Abstract

This paper studies asset prices in a general equilibrium model with staggered wage contracts. We show that infrequent renegotiation of labor wages is crucial for production-based models to explain the high equity return volatility (excess volatility puzzle) observed in the data. Our preferred model combining wage rigidity with long run productivity risk can produce several hard to explain features of both financial and business cycle data: i) high unconditional equity premium and equity volatility; ii) countercyclical variation in the equity premium, in its volatility, and in Sharpe Ratio; iii) long-horizon predictability of returns with high R² values; iv) a higher expected returns for value stocks over growth stocks; and v) smooth wages and volatile aggregate profits. The intuition is that in standard models, highly pro-cyclical and volatile wages act as a hedge for the firm, reducing profits in good times and increasing them in bad times; this causes profit and returns to be too smooth.
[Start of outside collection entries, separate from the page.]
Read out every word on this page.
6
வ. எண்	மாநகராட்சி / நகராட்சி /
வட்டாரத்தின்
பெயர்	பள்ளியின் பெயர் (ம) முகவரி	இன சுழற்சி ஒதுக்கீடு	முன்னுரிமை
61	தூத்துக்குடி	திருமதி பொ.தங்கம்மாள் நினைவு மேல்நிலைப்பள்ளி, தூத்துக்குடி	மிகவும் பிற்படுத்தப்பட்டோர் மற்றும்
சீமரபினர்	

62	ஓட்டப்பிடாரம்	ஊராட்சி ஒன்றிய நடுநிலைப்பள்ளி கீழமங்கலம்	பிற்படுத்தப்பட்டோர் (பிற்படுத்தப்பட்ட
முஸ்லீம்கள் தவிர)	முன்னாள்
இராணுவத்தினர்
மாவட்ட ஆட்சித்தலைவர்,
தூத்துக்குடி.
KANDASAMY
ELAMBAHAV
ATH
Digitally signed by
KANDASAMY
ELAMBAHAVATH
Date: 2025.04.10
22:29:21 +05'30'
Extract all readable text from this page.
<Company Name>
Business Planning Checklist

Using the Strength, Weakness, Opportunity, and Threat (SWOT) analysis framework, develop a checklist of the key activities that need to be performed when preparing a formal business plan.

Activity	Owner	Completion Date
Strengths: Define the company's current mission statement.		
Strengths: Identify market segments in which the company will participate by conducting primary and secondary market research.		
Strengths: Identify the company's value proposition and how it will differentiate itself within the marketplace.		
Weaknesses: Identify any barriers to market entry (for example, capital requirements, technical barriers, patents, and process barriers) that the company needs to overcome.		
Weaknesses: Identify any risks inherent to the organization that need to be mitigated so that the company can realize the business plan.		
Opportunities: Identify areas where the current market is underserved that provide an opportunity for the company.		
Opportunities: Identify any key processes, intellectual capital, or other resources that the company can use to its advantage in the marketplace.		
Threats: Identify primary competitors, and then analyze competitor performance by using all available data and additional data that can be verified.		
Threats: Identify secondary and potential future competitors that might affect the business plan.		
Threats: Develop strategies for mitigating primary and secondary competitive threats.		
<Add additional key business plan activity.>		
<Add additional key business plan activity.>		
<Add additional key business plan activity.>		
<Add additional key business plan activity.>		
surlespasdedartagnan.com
Infrequent renegotiation smoothes wages and smooth wages act like operating leverage, making profits more risky. Bad times and value firms are especially risky because committed wage payments are high relative to output. Consistent with our model, we show that in the data wage growth can forecast long horizon returns; furthermore we find the same predictability at the industry level, with more rigid industries having stronger predictability; lastly we show that growth stocks have lower degree of wage rigidity than value stocks in the data.